Je vous jure cher ami, lui [Don Juan] répliqua D. Fadrique, que j’ai sujet de haïr plus que la mort les femmes qui ont tant d’esprit, j’en voudrais pouvoir trouver une qui ignorât toutes les choses du monde, et qui fût aussi sotte que vous m’exagérez celle-ci fine et spirituelle, pourvu qu’elle eût de la jeunesse et de la beauté, je vous proteste que ce serait la seule que je voudrais aimer et servir. Mais elles sont toutes si rusées et si subtiles, qu’il n’y a point d’homme qui n’y soit attrapé, elles savent toutes aimer, et tromper ; ainsi j’ai une telle appréhension de ces femmes si fort entendues, que je ne veux dorénavant brûler d’amour que pour une sotte.
(La Précaution inutile de d'Ouville, p. 57)

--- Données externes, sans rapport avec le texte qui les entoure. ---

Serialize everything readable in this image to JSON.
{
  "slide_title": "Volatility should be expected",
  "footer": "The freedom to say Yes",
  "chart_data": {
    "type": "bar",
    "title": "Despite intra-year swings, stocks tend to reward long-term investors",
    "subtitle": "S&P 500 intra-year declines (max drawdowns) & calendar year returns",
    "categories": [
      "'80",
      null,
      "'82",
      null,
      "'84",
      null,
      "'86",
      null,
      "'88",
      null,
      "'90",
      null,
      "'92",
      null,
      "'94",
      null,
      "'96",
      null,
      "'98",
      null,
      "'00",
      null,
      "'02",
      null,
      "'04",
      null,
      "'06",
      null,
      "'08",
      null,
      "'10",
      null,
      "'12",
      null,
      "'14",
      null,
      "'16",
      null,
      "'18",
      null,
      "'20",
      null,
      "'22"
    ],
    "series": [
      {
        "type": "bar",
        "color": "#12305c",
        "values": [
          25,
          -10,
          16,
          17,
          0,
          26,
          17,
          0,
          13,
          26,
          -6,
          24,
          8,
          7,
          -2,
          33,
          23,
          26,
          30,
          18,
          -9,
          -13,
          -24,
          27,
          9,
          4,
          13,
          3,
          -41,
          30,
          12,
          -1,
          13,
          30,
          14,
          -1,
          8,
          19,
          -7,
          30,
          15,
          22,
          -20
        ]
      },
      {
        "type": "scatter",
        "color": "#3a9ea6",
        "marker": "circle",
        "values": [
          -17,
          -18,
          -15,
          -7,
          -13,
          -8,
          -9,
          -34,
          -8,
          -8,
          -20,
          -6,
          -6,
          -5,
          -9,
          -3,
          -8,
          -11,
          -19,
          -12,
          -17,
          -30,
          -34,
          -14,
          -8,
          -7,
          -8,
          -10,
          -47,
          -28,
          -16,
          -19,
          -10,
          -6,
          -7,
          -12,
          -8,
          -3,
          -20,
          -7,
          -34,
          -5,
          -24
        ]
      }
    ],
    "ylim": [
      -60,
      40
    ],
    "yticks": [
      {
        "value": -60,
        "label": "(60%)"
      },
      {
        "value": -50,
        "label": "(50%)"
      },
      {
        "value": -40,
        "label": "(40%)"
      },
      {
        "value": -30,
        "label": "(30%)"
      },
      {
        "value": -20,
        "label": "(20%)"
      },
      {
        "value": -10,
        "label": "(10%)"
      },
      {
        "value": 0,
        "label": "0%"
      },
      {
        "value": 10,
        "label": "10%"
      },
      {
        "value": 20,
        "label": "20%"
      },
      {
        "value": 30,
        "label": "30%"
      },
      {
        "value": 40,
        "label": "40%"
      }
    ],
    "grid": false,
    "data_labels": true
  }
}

[à Naples] il lui arriva mille aventures qui le confirmèrent encore davantage dans l’opinion qu’il avait assez justement conçue, que les femmes d’esprit étaient le fléau des hommes, et qu’elles étaient capables de tout perdre par leurs ruses, et subtilités.
(La Précaution inutile de d'Ouville, p. 87)

Je vous assure, Madame lui dit D. Fadrique, que je reviens si confus, et si étonné de l’esprit des femmes habiles, que je me laisserais captiver bien plus volontiers, par une sotte, encore qu’elle fût laide que par toutes les autres qualités que vous me marquez : à mon avis une femme n’a besoin d’autre chose, que de savoir aimer son mari, garder son honneur, et nourrir ses enfants, toutes les autres qualités sont superflues en elles.
(La Précaution inutile de d'Ouville, p. 92-93)

Si je puis je me délivrerai de leurs fourberies ou en ne me mariant jamais, ou en cherchant une femme si simple, et si innocente, qu’elle ne sache ce que c’est d’aimer, ni de haïr, ni connaître de quelle couleur est la finesse, et la tromperie.